SYDNEY (Reuters) – Australia’s central bank could use its regulatory powers to reduce the cost of electronic payments for merchants and consumers as the coronavirus pandemic makes people wary of using cash, Assistant Governor Michele Bullock said on Wednesday.
The Reserve Bank of Australia (RBA) is conducting a review of retail payments regulation in the country with a focus on the cost and resilience of electronic payments and access to cash.
Bullock said ATM withdrawals in April were down 30% from March and more than 40% from a year earlier as customers switched to contactless payments.
That has led to cost increases for some merchants when debit card payments are automatically routed through international schemes, Bullock said.

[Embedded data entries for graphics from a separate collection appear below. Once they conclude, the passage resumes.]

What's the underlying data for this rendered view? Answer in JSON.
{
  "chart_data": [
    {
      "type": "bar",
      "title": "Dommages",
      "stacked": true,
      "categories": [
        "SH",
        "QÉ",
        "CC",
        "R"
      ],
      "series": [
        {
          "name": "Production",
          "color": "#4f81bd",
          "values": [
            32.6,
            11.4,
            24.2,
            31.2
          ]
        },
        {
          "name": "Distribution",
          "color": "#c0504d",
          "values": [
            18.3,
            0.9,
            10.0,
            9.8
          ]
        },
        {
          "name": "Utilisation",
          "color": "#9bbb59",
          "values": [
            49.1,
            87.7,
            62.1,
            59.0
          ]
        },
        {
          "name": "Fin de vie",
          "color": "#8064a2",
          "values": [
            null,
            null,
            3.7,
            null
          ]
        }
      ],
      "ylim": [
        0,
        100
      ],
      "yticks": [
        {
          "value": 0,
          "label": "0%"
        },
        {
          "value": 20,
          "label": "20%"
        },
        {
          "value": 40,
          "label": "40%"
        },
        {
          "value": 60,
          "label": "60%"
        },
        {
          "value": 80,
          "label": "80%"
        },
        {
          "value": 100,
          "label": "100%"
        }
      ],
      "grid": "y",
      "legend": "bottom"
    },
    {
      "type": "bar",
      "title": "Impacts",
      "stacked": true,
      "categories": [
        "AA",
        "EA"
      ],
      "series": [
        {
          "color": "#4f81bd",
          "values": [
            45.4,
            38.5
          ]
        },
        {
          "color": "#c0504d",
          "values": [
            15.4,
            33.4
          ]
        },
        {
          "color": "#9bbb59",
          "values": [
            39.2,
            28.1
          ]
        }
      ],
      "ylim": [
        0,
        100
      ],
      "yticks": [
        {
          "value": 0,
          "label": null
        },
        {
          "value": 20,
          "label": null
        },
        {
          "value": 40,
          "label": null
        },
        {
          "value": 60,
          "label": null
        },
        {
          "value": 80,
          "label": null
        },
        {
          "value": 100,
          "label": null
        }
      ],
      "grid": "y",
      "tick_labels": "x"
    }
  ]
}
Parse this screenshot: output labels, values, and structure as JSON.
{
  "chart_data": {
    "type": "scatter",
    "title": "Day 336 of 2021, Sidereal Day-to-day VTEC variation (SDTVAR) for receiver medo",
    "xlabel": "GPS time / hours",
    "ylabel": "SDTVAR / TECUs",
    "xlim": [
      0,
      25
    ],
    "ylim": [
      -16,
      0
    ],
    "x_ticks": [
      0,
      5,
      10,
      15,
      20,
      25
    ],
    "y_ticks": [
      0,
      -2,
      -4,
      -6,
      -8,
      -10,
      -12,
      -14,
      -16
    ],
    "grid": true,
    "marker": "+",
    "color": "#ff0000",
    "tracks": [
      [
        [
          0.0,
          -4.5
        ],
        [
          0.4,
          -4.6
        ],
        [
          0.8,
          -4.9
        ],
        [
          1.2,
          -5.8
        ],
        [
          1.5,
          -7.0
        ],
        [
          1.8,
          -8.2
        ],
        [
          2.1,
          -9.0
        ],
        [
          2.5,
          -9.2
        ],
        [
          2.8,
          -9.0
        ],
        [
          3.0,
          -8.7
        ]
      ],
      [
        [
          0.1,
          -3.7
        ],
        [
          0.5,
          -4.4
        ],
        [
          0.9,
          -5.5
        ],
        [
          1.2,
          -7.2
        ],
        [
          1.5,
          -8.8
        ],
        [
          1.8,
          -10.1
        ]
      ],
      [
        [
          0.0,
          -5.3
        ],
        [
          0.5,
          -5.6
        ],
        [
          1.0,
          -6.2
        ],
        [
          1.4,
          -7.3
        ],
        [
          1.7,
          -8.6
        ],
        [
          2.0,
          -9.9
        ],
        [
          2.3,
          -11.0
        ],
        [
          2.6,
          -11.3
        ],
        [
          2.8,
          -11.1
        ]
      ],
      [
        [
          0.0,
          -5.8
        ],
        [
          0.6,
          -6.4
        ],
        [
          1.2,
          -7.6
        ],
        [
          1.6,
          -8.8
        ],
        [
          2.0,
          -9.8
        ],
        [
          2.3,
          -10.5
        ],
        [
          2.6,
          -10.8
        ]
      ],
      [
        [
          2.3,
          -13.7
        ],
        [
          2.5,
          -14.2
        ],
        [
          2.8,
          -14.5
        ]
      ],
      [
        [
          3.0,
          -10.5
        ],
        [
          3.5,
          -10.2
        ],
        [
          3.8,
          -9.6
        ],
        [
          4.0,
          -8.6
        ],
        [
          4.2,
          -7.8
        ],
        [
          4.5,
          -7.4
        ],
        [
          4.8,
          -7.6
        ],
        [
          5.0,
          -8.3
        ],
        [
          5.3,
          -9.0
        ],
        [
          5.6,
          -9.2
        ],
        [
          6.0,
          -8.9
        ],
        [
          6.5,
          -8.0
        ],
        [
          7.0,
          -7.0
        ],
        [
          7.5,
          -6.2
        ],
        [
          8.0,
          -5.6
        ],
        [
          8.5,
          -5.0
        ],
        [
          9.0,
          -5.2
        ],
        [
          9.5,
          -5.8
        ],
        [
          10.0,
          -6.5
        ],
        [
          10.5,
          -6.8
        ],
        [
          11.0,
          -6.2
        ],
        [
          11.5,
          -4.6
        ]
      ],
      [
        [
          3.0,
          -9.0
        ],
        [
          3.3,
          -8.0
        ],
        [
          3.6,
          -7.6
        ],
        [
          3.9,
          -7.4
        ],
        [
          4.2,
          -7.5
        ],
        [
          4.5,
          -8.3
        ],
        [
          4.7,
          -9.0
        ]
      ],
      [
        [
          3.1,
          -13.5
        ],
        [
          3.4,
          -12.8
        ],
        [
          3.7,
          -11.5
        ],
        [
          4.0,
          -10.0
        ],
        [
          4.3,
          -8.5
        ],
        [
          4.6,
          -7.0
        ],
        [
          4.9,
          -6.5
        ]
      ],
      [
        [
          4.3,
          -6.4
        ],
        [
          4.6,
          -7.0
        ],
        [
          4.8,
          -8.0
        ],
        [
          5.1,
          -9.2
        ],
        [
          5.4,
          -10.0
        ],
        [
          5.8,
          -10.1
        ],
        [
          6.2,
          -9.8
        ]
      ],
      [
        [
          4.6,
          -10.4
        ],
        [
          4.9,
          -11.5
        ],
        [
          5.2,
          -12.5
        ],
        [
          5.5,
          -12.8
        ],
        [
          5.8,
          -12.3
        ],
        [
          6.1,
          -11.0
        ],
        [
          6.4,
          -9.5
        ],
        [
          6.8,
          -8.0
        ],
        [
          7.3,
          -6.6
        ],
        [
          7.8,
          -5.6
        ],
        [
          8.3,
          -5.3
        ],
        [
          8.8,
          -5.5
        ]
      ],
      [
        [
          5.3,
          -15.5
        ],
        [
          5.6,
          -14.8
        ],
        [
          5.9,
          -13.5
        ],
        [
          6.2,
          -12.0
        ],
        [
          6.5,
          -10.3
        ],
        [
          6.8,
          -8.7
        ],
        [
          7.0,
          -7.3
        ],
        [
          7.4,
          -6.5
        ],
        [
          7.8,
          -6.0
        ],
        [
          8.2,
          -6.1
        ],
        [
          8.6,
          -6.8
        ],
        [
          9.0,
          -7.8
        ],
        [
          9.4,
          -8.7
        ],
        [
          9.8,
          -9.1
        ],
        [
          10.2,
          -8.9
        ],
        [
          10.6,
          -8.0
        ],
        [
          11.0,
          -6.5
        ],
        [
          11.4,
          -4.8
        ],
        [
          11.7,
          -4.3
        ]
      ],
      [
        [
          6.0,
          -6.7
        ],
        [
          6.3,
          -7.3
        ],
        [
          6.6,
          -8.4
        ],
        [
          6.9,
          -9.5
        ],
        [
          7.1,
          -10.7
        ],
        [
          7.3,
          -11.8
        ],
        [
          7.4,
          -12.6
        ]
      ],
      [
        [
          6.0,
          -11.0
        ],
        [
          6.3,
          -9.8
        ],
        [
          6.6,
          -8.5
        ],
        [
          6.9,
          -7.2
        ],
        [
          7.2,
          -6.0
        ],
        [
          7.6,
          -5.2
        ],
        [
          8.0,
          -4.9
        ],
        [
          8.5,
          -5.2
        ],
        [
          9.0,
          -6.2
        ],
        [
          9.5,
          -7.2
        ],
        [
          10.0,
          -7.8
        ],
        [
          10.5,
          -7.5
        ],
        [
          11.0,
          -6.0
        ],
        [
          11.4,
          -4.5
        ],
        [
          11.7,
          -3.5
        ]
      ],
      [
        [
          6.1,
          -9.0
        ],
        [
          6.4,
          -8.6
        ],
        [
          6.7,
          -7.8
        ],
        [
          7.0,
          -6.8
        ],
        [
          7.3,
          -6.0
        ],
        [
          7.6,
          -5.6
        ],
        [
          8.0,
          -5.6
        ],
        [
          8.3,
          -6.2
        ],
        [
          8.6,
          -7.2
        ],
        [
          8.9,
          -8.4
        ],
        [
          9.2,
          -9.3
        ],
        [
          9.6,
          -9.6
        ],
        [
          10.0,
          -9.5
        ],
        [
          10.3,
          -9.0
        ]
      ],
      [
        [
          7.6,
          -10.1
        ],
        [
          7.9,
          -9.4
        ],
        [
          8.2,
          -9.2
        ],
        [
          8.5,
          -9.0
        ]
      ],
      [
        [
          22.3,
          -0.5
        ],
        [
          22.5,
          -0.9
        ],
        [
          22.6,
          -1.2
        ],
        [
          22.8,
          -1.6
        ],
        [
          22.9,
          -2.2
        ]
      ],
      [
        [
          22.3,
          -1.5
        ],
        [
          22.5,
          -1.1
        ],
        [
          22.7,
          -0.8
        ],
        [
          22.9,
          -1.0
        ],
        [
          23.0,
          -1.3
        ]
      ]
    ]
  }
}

“So far, the bank has not mandated that acquirers explicitly offer least-cost routing to all their merchants but it remains an option that will be considered in the review,” she said in a speech titled Panic, Pandemic and Payment Preferences.
The review would look at how transparency of the payment plans offered to merchants could be improved.
“Ultimately though, if market forces are not generating competition to lower the cost of debit card payments, we may need to consider lowering the benchmarks that serve as a cap on average interchange fees,” Bullock said.
Bullock also said the reduced use of cash was making industry considerations of consolidating ATM networks “more urgent.”
“I expect that there will be action on this issue more quickly now,” she said.